A bribe by any other name….
A bribe is a bribe, it should not be condoned or sanctioned, foreign official or no foreign official. Isn’t the primary compliance and ethics message amplified and disseminated as “we don’t bribe.” Thus, I can’t see any responsible compliance executive now having to “change their tone” due to the ruling, as that would imply there were allowances for “non-instrumentality” bribes beforehand, and again, I don’t see that as having been in place. Nonetheless, this type of conversation as to “who is and who isn’t” could be misleading to an overseas sales team.Such a prolonged discussion of “instrumentality” might lead an overseas team to interpret a “hidden meaning” behind dividing customers into “public” and “non-public” entities, concluding that while bribing one group is illegal, perhaps the other is permissible, even if unethical. I don’t think that would be the intention of compliance personnel, so why make it an area of focus? I realize its a complicated issue, as it conflates ethics and legality, so again, why make the differentiation and elevate the potential for misinterpretation?

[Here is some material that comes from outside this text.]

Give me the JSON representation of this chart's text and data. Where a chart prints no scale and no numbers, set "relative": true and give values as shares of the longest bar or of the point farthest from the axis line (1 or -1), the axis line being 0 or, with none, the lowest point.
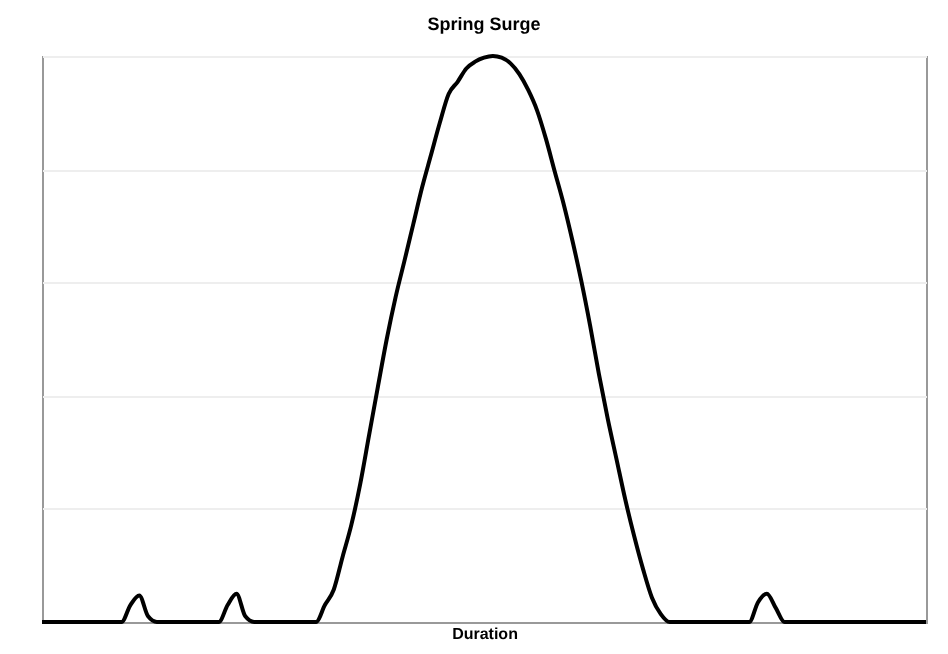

I think Michael Volkov comes closest in touching this issue in his post (see here) when he states “in the end, the appeal strengthened the government’s hand and left little room for doubt-the FCPA applies with full force to entities that are controlled by foreign governments.” Plain and simple. So, from a compliance and training perspective, my take away is “move on,” as there has been no dilution to the FCPA and to the importance of business strategy, training and incentives as part of an anti-bribery ethic. In other words, the Appeals ruling provides no “ground cover” for corrupt behavior, and for those in the field who thought there was “wriggle room,” take note.